School children sitting an exam

This week, children in year 6 will sit their Standardised Assessment Tests (SATs).

To me, they quite simply make no sense: created to assess schools, not children, they assume that schools can be measured against each other in some meaningful way by asking their pupils a narrow set of questions about limited aspects of English and Maths.

This might work if all children were identical fact-processing units. Fortunately though, our children are unique, funny, infuriating, clever, silly, wonderful, creative young people, who are all good at different things. SATs render their individual strengths and struggles irrelevant, reducing children to data points and the rich life of a school to a ranking on a league table.

In December last year I took part in the Big SATs Sit-In, organised by anti-high-stakes-testing campaign group More Than A Score, completing mock Key-Stage 2 SATs papers in Maths and English. I did not shine in either, although to be fair, I think if I’d had the months of cramming Year 6 kids get I too might have reached the “expected standard”.

An exam-room-full of parents, we had a good laugh at our terrible results, but were left shocked by the narrow scope of the questions on which our children are being judged and the stressful conditions under which they are expected to perform.

Bad for assessing children, bad for their education

Research since conducted by More Than A Score (MTAS) and YouGov shows that 93% of school leaders agree the tests don’t provide a fair representation of a pupil’s abilities. Nearly three-quarters believe assessment under exam conditions is an unfair way to measure academic capabilities in primary school.

The research also highlights the negative effect of SATs on the Year 6 curriculum. School leaders almost unanimously agree that English and Maths are prioritised to the detriment of other subjects such as music, art, drama and science, and that too much time in what should be a carefree last year of primary school is spent preparing for the end of year SATs.

Under pressure to maintain their school’s place on the league table the broad, varied and interesting curriculum our overstretched and underpaid teachers try to give their pupils too often gives way to hours and hours of teaching to the test. Rote-learning of grammatical terminology must leave some children feeling at age 11 that maybe education simply isn’t for them. While others might be proud of their ability to spot a fronted adverbial at 100 paces, it’s a questionable corner of knowledge to prioritise above all the other things a child might be good at.

Time for a change

The absurd SATS system is damaging, misleading and not fit for purpose. An overwhelming majority of primary school leaders (93% in MTAS’s research) believe that the government should review the current system of standardised assessment, and that education policy is decided without sufficient consultation with heads or other experts.

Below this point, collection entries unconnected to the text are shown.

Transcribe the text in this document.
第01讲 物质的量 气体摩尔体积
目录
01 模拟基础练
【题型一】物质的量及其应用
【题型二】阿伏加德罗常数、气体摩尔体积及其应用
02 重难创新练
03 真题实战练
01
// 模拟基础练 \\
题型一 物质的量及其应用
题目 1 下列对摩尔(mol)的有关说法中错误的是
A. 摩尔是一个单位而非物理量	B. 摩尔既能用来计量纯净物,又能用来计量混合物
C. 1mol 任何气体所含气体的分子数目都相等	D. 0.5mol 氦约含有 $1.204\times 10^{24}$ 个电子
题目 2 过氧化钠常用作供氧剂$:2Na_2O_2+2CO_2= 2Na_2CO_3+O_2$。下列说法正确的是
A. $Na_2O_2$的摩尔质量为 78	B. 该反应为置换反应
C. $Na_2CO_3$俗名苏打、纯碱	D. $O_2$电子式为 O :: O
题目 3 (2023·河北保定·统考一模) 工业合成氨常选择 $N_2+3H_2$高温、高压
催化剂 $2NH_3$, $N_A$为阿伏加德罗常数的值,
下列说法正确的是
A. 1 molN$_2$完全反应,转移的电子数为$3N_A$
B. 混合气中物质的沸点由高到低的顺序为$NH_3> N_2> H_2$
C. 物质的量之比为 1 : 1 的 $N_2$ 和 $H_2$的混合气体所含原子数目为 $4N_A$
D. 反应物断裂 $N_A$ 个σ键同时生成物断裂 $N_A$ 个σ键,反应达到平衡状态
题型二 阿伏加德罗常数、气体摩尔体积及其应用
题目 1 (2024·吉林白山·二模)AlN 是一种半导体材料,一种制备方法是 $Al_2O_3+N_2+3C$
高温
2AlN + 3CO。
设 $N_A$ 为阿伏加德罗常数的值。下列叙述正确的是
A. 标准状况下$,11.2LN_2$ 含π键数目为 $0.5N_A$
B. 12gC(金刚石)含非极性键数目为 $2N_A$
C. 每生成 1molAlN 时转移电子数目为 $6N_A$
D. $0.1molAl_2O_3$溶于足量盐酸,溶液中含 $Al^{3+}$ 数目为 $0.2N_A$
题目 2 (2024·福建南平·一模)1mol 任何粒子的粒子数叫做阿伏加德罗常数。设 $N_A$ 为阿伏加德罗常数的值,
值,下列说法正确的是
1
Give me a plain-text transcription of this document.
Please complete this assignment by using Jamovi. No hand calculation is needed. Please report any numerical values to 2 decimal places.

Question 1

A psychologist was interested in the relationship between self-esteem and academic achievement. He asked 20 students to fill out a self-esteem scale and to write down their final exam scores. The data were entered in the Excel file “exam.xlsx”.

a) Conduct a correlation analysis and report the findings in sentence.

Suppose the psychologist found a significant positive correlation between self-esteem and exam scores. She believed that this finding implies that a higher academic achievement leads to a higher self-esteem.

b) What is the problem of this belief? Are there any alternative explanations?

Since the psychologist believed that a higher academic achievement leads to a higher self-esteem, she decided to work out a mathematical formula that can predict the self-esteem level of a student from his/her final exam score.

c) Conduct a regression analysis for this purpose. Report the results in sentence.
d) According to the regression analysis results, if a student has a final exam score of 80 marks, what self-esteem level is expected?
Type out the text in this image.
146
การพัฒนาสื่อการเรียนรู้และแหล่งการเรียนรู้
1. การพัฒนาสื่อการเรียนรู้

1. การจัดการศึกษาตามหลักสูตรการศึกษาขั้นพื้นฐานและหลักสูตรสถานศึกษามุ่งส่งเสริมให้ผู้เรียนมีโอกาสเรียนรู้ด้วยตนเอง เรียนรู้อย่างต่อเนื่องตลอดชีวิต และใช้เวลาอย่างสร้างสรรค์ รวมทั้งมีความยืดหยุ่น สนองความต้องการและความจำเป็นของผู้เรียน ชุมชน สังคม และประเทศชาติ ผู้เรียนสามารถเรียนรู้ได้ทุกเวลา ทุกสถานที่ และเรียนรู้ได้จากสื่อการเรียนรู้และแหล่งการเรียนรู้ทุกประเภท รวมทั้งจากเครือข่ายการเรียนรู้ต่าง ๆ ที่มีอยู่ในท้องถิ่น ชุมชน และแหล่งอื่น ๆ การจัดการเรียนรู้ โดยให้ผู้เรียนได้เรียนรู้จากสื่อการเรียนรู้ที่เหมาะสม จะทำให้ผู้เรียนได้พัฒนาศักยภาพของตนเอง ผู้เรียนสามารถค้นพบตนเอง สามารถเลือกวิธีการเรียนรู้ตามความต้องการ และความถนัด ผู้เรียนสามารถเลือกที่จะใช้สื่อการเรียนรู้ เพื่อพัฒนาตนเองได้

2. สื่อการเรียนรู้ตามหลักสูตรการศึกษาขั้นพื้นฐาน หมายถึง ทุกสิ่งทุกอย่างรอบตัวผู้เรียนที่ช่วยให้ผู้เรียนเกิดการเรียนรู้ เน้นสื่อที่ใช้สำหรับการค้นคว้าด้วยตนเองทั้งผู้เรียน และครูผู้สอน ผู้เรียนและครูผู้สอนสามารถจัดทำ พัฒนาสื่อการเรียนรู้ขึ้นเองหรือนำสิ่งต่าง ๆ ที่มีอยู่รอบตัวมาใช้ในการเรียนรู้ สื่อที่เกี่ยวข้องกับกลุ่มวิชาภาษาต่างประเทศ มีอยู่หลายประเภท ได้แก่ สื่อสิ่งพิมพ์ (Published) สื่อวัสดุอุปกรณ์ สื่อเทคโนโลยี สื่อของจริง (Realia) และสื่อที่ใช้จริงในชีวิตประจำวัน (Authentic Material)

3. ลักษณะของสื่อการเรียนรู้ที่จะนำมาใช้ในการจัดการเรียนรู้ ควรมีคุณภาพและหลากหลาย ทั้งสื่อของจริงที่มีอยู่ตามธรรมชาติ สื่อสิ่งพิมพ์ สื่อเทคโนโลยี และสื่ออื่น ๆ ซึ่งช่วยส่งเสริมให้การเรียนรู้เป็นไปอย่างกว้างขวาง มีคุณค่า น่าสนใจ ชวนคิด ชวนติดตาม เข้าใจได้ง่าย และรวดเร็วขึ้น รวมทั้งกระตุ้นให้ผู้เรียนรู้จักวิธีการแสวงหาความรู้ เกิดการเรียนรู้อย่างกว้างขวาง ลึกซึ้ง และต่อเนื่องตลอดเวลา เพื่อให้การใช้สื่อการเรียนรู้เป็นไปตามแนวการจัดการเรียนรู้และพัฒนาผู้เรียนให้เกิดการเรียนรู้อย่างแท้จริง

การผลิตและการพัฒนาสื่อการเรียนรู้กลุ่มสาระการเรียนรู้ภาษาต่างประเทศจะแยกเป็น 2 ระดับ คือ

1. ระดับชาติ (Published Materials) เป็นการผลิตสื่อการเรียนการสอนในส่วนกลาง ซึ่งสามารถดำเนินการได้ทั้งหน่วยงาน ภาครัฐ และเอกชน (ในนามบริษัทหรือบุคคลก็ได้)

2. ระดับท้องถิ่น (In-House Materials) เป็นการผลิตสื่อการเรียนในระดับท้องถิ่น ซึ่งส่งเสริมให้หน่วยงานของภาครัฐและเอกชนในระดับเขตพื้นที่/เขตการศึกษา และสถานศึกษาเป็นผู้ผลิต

I’m proud to have been elected as a councillor for a party that takes a clear stance on this. The Green Party believes in developing an education system that will nurture a desire to learn throughout life. We believe in a child-centred approach to learning which builds on the skills and interests of each individual child and will therefore end the current testing regimes and rigid age-related benchmarking.

It’s time to listen to the teachers and heads who know our children best: let them have their say in devising a more appropriate system of assessment, and give our children back the joy of a wide-ranging education in which they can discover their strengths and be celebrated for their abilities, ready to take on the big world of secondary school with confidence as they grow into rounded human beings, not data points on a government sheet.